L’atteinte des objectifs de l’Onusida en déroute
Dans les pays à ressources limitées, on estime de 1 à 5% le nombre de patients sous seconde ligne de traitement. Mohammed et al, ont retrouvé en Ethiopie un taux de 4.1% PvVIH en deuxième ligne de TARV. Au Cameroun, d’après les données programmatiques du Comité National de Lutte contre le Sida (CNLS) en 2017, 4.18 % de PvVIH était sous seconde ligne de TARV malgré le fait que tous les patients nécessitant un passage en deuxième ligne ne sont probablement pas tous identifiés et enrôlés sous deuxième ligne thérapeutique, ce taux reste en dessous du seuil minimal de 5% pour les pays à longue expérience thérapeutique tel que requis par l’OMS. Ainsi, selon les nouvelles directives de suivi par la charge virale, les cas d’échec virologique seront de plus en plus détectés et mis en seconde ligne, nécessitant de ce fait des évidences pour une prise en charge optimale de cette catégorie de patients dans les pays à ressources limitées comme le Cameroun. En contexte Camerounais, une évaluation du profil des patients sous seconde ligne de TARV dans un centre de référence permet de générer des évidences applicables sur l’étendue du territoire national et de simuler l’adéquation avec les protocoles ultérieurs de seconde et/ou de troisième ligne pour ce pays de l’Afrique sub-Saharienne.

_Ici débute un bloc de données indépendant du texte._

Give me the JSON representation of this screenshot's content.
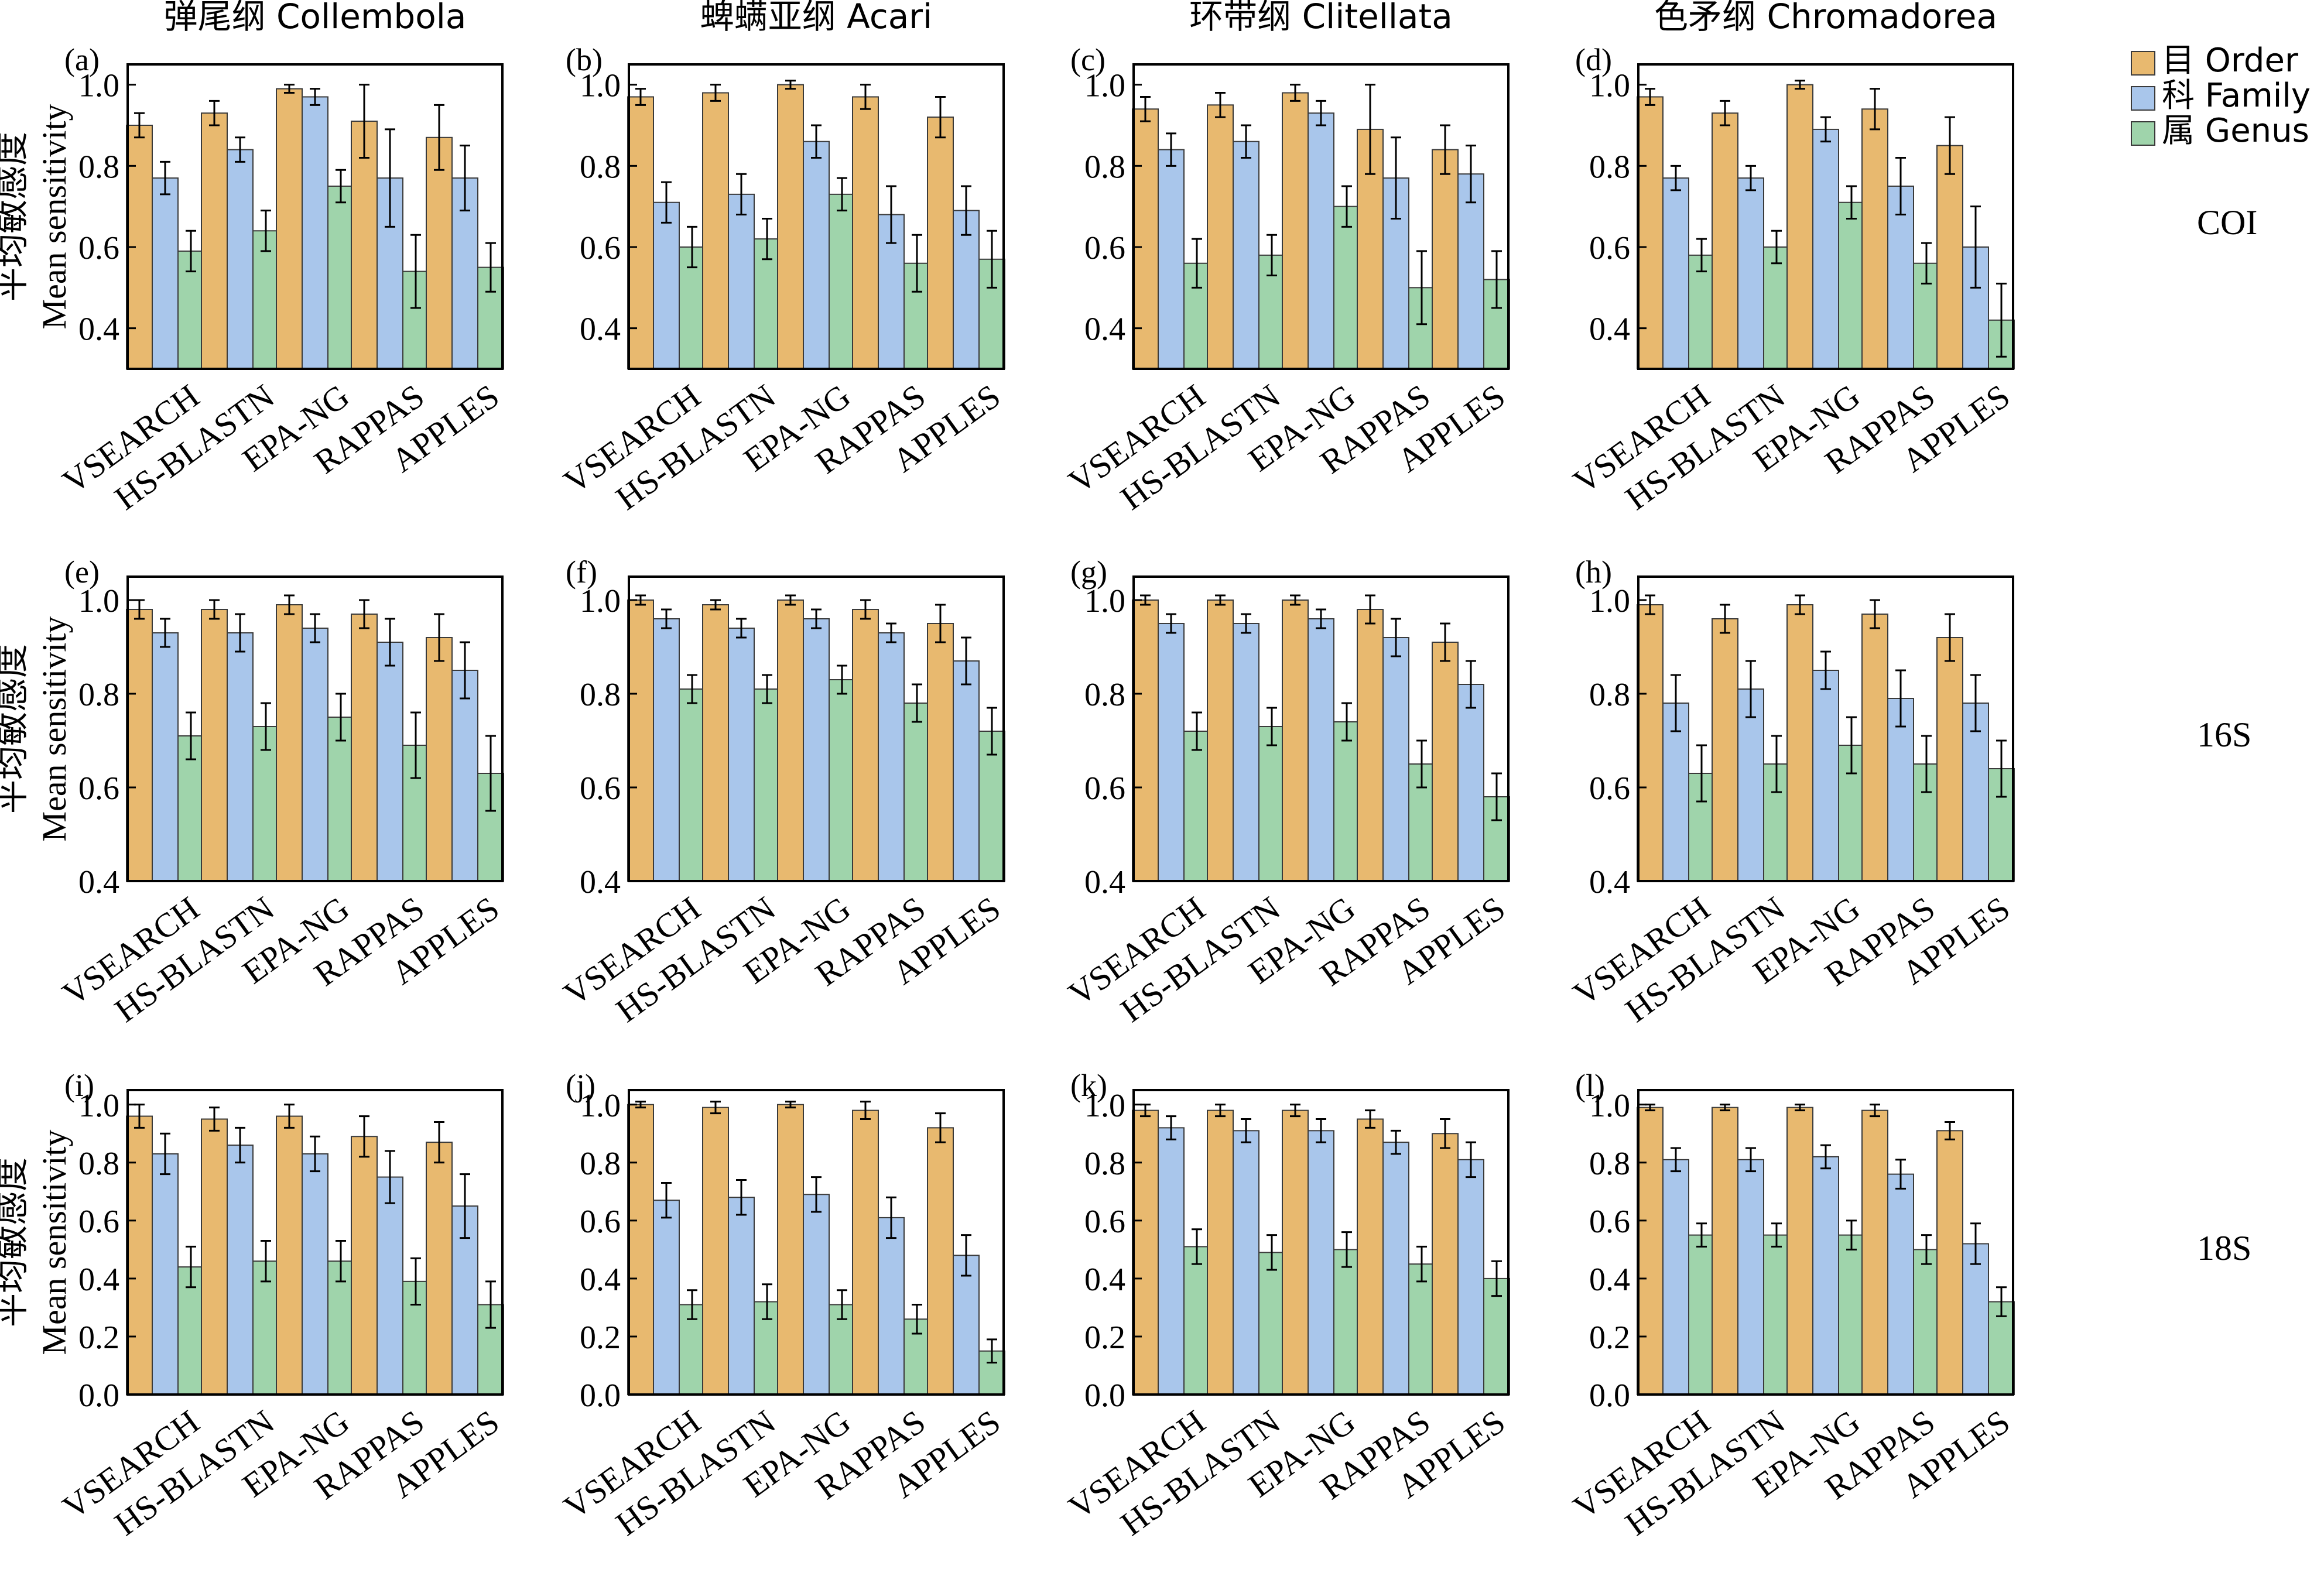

En juillet 2014 à la 20ème conférence de lutte contre le VIH et SIDA, les gouvernements se sont engagés à atteindre les objectifs 90-90-90. Selon ces objectifs, à l’horizon 2020, 90% des personnes infectées connaitront leurs statuts ,90% des personnes infectées seront sous TARV et 90% des personnes sous TARV auront une suppression virale. A l’échelle mondiale, il s’agissait donc d’intensifier l’accès au TARV en vue de diminuer de 35% les décès liés au sida.
Les jeunes adultes plus résistants
Les profils de patients les plus fréquemment associés à l’échec du traitement de première ligne TARV étaient ceux présentant les facteurs suivants : l’âge compris entre 20-39 ans, le sexe féminin, l’analphabétisme, le stade clinique avancé à l’initiation au traitement de première ligne, la non-observance au traitement antirétroviral de première intention et l’absence de prophylaxie au cotrimoxazole. Le délai de passage en seconde ligne de TARV était rapide. Les échecs clinique et immunologique présentaient une faible sensibilité pour la détection de l’échec virologique.